Of course, in a mobile product, it is debatable how much improvement in sound quality will actually be audible. However, if nothing else, the new LG phones should free users from any need to carry an outboard USB DAC/amp, while delivering comparable audio quality.
The G8 ThinQ smartphone is one of many from LG that includes a Quad 32bit DAC among its audio feature set. The V50 ThinQ, which is not yet available in Canada, boasts the same 32-bit hifi quad DAC, along with DTS:X 3D surround.

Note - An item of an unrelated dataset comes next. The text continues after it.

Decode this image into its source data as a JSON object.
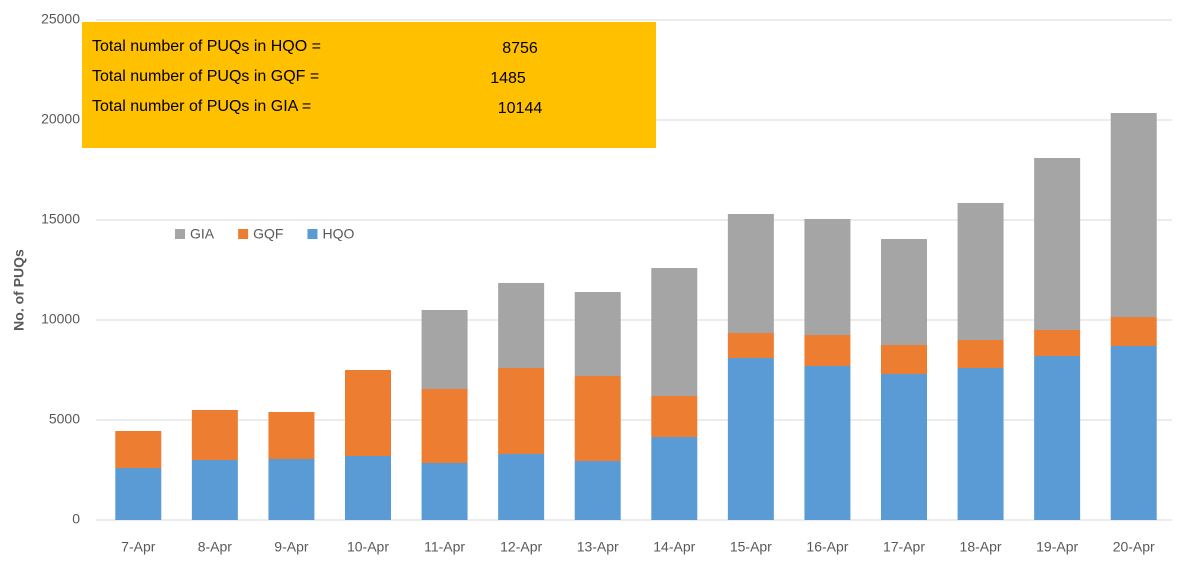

LG has been oddly reticent about the amp power of the new phones. But ESS press releases list the output as 2V rms, which should be enough to drive even high-impedance headphones. That would be an odd combo on the subway, to be sure. But we can perhaps imagine more-private listening situations where a portable music source with high audio quality would be worthwhile.
We can also envision future use cases that might be enabled by the existence of such pocket devices. The way we consume music continues to change.